The public often have an ambivalent view of competition: as consumers we’re grateful for it, as employees we fear it, as citizens we debate it. For some, it is a healthy form of emulation, which allows the most deserving to assert their talents. Indeed, economist Frédéric Bastiat keenly noted in his day that destroying competition is like “killing intelligence”. Competition is the antithesis of arbitrariness, privilege and unjustified rents: it embodies “the democratic law in essence”. For others, competition is like a selection process, at the end of which a company finds itself alone on the market and will entrench its position by resorting to unfair means, to the detriment of the most fragile. To recall the words of J.F. Proudhon, “competition kills competition”.
In fact, there is an element of truth to both of these opposing views. On the one hand, every day we can see the beneficial effects of new players entering the market: on prices, quality and diversity of products, as well as the incentive to innovate. For example, in the case of France, the strengthening of competition in air transport, ride-hailing services, mobile telephony and notarial offices are all recent, concrete examples of the benefits of this invisible but powerful force.

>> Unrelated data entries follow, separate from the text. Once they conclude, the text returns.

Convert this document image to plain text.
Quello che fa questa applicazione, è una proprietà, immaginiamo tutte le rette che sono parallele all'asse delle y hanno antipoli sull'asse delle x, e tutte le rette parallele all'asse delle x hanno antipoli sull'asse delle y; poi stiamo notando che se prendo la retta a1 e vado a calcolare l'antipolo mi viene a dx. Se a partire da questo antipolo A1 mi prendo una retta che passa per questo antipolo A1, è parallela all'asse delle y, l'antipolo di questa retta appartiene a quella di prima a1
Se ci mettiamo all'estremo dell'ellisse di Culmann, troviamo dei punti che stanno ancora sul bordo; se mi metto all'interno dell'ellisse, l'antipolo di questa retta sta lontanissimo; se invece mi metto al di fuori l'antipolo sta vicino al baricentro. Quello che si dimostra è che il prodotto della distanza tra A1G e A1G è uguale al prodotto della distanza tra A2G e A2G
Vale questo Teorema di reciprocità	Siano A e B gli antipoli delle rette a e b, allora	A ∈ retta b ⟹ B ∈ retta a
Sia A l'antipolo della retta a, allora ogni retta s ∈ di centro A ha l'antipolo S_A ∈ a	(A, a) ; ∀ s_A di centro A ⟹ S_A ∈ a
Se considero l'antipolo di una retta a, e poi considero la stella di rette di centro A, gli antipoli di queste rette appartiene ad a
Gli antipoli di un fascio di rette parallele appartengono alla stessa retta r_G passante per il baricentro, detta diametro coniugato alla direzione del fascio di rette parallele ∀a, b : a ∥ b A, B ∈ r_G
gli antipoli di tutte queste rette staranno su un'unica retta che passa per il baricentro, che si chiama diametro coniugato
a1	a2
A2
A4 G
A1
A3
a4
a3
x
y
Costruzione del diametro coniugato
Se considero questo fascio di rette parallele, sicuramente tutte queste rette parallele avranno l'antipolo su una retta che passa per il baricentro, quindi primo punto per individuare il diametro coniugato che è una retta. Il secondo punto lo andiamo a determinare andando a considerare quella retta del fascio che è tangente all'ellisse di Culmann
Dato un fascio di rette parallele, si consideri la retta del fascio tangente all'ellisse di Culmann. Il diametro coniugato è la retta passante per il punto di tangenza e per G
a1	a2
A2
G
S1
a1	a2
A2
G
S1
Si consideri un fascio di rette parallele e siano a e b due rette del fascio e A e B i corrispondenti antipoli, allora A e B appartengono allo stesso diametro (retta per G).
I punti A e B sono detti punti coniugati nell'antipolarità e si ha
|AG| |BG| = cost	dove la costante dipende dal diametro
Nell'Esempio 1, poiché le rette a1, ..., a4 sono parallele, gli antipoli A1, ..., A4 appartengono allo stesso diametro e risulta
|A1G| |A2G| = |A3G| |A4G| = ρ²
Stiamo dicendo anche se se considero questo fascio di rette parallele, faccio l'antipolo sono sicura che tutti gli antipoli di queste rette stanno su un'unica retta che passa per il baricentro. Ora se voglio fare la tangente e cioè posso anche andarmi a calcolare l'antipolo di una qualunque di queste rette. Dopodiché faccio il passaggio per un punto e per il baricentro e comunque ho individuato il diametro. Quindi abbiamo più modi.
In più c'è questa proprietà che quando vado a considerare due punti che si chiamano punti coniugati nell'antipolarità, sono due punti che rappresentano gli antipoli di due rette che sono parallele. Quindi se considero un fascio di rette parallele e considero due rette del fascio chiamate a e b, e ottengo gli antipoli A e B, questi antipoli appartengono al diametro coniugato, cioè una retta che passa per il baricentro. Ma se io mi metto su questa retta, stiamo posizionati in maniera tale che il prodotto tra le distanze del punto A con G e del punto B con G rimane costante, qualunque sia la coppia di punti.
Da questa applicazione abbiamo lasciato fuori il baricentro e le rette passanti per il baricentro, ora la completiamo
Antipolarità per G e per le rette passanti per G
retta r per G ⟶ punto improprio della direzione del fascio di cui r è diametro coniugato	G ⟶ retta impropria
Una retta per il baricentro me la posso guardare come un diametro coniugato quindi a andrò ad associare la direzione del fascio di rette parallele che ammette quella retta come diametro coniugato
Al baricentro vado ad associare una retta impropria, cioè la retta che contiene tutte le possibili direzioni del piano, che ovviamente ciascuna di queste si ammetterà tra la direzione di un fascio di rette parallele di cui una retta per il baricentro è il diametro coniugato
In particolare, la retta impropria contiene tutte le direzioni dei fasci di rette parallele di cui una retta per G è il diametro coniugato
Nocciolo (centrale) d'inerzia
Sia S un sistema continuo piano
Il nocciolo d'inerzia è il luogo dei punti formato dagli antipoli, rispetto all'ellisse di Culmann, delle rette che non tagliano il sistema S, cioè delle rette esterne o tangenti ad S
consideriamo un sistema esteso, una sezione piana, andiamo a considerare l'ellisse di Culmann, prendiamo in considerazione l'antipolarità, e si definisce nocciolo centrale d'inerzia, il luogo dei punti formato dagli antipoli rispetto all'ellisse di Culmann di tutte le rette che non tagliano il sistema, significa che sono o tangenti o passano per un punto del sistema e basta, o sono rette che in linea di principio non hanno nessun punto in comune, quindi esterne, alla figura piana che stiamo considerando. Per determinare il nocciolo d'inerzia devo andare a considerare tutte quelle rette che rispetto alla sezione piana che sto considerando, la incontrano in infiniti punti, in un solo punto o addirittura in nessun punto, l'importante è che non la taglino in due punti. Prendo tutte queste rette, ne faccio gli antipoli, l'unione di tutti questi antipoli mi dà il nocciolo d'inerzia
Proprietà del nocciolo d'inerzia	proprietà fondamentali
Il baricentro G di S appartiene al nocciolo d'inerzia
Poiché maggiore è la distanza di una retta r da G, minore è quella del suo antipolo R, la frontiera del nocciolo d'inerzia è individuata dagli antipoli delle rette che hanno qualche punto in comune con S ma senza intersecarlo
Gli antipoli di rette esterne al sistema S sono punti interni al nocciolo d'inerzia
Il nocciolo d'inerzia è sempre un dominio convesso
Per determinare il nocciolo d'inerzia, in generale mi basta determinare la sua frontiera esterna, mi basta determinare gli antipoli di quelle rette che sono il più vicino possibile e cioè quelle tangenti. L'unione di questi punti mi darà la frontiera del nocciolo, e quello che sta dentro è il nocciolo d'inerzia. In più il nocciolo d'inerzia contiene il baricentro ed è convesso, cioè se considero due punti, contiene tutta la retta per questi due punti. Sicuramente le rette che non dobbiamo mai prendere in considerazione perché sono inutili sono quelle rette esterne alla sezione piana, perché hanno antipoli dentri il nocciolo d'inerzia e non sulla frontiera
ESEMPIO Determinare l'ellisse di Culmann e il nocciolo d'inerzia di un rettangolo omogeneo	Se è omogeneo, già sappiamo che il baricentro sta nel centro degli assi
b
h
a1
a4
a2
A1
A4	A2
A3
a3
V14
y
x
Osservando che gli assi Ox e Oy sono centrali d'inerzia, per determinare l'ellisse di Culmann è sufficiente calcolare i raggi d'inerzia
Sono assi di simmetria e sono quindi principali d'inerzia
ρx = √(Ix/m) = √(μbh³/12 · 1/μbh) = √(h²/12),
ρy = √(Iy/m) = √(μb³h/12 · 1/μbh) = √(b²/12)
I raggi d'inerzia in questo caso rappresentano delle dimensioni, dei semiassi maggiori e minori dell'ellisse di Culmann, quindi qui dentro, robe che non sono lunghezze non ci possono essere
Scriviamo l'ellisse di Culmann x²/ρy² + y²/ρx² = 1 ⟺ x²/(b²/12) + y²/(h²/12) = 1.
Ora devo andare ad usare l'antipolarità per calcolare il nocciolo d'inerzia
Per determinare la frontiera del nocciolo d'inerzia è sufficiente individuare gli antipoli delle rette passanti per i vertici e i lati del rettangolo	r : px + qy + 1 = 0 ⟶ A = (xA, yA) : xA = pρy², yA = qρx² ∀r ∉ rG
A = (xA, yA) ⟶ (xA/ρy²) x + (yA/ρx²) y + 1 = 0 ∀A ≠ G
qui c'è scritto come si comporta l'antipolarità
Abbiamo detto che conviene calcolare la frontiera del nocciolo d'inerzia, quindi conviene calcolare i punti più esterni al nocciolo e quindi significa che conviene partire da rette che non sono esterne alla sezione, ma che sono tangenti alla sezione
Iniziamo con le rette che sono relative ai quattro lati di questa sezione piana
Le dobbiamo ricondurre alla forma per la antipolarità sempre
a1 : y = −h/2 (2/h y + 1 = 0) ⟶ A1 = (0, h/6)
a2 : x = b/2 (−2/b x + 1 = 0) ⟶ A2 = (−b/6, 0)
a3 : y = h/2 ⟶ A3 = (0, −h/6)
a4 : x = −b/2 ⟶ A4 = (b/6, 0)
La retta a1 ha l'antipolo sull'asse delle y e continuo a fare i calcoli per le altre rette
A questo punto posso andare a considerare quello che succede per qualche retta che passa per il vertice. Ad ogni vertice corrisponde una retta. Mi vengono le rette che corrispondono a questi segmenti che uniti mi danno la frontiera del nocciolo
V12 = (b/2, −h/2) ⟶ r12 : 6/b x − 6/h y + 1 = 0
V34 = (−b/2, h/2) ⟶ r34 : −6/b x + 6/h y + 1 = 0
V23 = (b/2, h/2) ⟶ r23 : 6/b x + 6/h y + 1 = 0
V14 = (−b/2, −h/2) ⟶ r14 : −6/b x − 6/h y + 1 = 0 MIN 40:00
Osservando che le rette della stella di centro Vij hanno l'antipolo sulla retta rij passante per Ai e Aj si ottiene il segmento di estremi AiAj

On the other hand, we also witness that dominant companies abuse their positions to block the entry of new, equally efficient competitors, or to discriminate against their customers. In oligopolistic markets, companies sometimes engage in collective cartel practices that artificially raise prices, without any benefits for customers. The first victims of these practices are often other companies, whose competitiveness is negatively affected.
These two visions, as opposed as they may be, are not irreconcilable, as long as we adopt a dynamic vision. Experience shows us that a company that has initially beaten the competition on its merits may subsequently be tempted to maintain its market power by resorting to artificial practices. The competition process will then grind to a permanent halt: competition will have “killed competition”.